What Do Underwriters Do?

Here’s some Q&A with regard to the loan approval process: “What do underwriters do?”
Once you decide to apply for a home loan, your application will be submitted and sent along to a loan underwriter, who will determine if you’re a sound borrower.
The underwriter can approve, suspend, or decline your loan application; if the loan is suspended, you’ll need to supply additional information or documentation to move it to approved status.
If the loan is declined, you’ll more than likely need to apply elsewhere, with another bank or lender.
So how do underwriters determine the outcome of your mortgage application anyways?
Well, there are the three Cs of underwriting, otherwise known as credit reputation, capacity, and collateral.
Credit reputation has to do with your credit history, including past foreclosures, bankruptcies, judgments, and basically measures your willingness to pay your debts.
If you’ve had previous mortgage delinquencies or even non-housing related delinquencies, these will need to be taken into account.
Typically these items will be reflected in your three-digit credit score, which can actually eliminate you without any further underwriting necessary if you fall below a certain threshold.
Your history supporting significant amounts of debt is also important; if the most you’ve ever financed has been a plasma TV, the underwriter may think twice about approving your six-figure loan application.
Capacity deals with a borrower’s actual ability to repay a loan, using things like debt-to-income ratio, salary, cash reserves, loan product and more.
This covers whether the loan is interest-only, an adjustable-rate mortgage or fixed, cash-out refinance or simply rate and term.
The underwriter wants to know that you can repay the mortgage you’re applying for before granting approval.

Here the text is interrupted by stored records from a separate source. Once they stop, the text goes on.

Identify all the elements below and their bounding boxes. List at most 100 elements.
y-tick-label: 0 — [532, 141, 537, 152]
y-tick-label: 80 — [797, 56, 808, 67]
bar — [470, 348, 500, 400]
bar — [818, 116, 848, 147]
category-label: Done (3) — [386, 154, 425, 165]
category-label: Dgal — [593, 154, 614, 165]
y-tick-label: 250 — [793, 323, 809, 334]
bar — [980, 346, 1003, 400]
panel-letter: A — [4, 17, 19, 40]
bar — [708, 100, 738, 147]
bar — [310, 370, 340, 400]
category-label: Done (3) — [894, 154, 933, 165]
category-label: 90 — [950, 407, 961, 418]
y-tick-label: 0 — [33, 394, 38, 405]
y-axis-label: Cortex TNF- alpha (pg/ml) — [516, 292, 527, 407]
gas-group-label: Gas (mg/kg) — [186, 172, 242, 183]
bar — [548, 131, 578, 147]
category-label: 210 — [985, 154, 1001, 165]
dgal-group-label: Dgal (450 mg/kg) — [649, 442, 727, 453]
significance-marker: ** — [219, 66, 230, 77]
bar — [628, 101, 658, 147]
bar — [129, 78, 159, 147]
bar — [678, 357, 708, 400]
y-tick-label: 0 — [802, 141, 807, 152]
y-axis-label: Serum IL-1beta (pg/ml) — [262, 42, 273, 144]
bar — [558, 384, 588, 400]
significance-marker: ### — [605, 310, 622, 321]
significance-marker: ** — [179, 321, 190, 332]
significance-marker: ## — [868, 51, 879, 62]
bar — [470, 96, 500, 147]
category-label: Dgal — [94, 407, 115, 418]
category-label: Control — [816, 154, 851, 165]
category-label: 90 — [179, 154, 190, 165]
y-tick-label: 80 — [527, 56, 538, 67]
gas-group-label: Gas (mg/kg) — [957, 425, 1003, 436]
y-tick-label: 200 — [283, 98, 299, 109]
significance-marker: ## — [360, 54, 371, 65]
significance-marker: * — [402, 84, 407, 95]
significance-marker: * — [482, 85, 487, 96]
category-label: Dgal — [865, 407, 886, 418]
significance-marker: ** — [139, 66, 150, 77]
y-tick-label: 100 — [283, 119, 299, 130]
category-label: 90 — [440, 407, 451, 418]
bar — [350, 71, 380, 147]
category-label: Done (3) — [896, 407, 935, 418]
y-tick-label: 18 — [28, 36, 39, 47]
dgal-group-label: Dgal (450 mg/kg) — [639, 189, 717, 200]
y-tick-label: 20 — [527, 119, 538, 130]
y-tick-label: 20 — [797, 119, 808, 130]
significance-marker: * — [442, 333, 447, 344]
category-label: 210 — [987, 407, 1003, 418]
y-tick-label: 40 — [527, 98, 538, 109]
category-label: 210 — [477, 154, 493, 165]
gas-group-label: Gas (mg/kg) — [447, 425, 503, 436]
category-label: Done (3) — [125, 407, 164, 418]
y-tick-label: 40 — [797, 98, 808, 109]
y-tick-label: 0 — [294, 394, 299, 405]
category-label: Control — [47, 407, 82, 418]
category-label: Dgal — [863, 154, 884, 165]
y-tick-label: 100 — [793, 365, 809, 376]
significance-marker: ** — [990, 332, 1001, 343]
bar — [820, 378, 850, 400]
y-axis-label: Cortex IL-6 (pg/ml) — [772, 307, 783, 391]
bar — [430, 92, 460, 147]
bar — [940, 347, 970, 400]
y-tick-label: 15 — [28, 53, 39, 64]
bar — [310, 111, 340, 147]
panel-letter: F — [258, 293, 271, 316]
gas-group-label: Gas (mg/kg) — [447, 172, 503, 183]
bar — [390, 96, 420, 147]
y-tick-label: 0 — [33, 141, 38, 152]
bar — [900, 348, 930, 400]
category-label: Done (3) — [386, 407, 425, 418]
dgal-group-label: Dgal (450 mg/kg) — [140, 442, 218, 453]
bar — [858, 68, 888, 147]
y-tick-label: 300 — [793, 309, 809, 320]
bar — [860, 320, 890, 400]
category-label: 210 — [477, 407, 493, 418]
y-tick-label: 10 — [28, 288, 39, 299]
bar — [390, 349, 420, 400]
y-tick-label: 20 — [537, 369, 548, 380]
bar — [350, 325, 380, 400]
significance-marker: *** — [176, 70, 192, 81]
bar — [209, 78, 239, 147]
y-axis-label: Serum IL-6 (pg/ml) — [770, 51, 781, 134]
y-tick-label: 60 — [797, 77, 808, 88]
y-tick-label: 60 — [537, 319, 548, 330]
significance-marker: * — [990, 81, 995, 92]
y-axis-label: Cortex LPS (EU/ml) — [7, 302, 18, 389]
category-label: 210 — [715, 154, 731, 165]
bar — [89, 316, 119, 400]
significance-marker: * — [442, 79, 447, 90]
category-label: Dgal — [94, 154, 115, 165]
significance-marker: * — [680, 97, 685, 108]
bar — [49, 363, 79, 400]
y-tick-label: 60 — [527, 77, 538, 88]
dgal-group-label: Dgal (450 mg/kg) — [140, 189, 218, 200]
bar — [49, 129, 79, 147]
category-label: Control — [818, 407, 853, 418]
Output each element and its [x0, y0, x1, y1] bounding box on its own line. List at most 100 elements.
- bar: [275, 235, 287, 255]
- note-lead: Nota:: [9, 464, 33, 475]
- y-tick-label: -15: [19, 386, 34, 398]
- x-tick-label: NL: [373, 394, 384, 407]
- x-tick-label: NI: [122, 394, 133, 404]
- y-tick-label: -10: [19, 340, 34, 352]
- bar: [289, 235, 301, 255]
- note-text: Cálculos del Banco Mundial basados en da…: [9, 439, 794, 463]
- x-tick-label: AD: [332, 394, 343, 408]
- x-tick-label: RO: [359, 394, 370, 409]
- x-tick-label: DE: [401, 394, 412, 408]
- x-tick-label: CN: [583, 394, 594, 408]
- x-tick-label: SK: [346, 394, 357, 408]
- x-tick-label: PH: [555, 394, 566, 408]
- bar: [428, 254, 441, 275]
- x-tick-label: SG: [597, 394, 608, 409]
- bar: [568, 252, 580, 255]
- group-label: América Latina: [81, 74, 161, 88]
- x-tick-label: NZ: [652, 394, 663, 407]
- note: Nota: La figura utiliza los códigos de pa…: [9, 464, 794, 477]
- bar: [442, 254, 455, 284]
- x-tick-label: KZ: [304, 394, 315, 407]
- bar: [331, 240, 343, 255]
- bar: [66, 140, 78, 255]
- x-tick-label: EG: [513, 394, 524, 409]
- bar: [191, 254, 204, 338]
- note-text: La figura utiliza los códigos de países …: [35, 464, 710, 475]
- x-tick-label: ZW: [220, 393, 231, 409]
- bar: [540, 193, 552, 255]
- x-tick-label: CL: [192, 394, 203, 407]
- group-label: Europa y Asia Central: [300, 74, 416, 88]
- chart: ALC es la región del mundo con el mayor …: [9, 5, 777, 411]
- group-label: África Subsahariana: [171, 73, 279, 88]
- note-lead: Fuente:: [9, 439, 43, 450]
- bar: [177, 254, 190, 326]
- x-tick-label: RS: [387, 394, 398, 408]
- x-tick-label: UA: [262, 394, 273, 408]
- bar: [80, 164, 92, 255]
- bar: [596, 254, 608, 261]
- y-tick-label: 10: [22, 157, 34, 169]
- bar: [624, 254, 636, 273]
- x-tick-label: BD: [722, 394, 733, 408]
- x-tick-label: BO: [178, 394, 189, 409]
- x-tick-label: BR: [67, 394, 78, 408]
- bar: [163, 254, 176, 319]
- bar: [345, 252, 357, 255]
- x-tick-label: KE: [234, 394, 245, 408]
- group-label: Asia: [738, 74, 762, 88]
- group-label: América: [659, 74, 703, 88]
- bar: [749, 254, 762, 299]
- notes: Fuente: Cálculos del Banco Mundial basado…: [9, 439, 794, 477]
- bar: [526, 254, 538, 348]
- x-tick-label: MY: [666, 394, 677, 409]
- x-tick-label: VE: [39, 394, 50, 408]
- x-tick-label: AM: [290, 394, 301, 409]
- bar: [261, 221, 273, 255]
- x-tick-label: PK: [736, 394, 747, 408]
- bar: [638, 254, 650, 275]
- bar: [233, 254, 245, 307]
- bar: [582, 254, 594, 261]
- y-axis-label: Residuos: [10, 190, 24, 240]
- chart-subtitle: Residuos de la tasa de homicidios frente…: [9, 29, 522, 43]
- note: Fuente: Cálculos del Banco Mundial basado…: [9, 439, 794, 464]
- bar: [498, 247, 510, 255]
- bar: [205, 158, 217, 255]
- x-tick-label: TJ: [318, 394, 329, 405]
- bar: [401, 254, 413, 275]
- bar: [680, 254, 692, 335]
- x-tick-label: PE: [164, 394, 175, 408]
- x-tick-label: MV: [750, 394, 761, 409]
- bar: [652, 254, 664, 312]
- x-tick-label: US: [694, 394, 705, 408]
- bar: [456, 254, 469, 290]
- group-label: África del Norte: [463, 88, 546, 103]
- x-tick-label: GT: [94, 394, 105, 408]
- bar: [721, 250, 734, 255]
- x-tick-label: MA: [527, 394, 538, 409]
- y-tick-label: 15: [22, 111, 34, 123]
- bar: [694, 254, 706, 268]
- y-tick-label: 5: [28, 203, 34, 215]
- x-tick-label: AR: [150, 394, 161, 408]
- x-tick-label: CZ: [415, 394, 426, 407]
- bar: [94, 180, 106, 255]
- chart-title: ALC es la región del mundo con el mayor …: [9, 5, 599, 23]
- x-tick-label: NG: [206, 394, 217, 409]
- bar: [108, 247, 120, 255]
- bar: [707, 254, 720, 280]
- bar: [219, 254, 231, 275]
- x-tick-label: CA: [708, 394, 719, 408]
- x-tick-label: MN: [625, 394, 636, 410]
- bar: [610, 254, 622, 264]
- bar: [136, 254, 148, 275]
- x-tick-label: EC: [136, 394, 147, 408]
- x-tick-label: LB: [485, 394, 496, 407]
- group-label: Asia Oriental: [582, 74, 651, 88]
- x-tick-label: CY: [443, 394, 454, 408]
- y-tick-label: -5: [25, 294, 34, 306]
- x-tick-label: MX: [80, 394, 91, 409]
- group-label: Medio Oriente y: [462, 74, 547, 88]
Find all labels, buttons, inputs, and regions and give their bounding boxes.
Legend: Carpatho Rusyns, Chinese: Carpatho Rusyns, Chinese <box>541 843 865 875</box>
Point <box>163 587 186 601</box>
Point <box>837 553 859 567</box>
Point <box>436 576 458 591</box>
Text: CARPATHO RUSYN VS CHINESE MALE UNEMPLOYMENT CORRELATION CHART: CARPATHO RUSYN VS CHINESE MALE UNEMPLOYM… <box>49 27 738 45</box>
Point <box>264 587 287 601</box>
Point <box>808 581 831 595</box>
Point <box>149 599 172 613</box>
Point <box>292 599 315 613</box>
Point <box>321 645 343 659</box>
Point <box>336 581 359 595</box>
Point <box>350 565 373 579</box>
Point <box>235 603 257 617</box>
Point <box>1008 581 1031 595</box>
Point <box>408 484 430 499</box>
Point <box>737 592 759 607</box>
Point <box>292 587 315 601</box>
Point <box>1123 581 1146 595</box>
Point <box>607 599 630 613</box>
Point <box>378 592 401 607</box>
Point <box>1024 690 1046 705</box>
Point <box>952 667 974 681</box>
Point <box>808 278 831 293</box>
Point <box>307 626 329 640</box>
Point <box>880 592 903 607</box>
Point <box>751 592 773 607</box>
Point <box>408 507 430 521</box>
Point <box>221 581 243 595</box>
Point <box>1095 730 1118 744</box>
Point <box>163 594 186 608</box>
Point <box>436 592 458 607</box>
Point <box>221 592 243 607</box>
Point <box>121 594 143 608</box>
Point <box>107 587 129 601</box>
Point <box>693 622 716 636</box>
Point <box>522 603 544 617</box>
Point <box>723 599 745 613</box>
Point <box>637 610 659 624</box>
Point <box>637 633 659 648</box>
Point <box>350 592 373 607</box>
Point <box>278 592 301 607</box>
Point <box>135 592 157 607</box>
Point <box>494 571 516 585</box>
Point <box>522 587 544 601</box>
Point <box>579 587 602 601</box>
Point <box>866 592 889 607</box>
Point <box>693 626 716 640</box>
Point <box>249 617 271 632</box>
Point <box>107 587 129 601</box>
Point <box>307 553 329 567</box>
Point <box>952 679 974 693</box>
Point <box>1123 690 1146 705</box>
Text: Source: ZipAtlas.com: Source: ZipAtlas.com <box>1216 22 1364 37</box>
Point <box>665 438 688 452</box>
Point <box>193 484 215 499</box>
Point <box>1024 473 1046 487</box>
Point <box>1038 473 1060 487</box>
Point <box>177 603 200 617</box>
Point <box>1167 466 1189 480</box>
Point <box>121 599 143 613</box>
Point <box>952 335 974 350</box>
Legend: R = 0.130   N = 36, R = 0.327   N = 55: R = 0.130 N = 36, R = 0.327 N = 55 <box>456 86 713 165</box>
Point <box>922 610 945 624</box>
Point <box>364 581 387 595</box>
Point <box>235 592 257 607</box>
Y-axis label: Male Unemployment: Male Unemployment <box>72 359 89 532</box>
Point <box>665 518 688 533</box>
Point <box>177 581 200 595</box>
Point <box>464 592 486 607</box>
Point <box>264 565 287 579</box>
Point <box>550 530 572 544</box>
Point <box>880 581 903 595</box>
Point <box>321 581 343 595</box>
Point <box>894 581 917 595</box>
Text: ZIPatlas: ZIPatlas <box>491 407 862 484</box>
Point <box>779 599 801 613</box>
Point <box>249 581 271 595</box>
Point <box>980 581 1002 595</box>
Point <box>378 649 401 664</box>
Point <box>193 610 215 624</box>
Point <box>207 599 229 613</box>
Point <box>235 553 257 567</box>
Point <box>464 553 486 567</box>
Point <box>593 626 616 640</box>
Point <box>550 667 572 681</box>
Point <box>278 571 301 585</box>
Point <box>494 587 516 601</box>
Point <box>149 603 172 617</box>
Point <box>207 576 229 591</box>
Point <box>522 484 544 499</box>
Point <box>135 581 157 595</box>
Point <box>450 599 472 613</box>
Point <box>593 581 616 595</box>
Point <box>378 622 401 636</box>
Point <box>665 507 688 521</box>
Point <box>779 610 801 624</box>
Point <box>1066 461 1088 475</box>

Finally, collateral deals with the borrower’s down payment, property type, and property use, as the lender will be stuck with the home if the borrower fails to make timely payments.
Now it’s important to understand that the three C’s are not independent of one another.
All three must be considered simultaneously to understand the level of layered risk that could be present in said application.
For example, if the borrower has a less-than-stellar credit score, limited asset reserves, and a minimal down payment, the risk layering could be deemed excessive, leading to denial.
This is the underwriter’s discretion, and can certainly be subjective based on other factors like job type, how long the borrower has been in the job, why the credit score is less than perfect, and so on.
The underwriter must decide, based on all the criteria, if the borrower is an acceptable risk for the lender, and if the end product can be resold without difficulty to investors.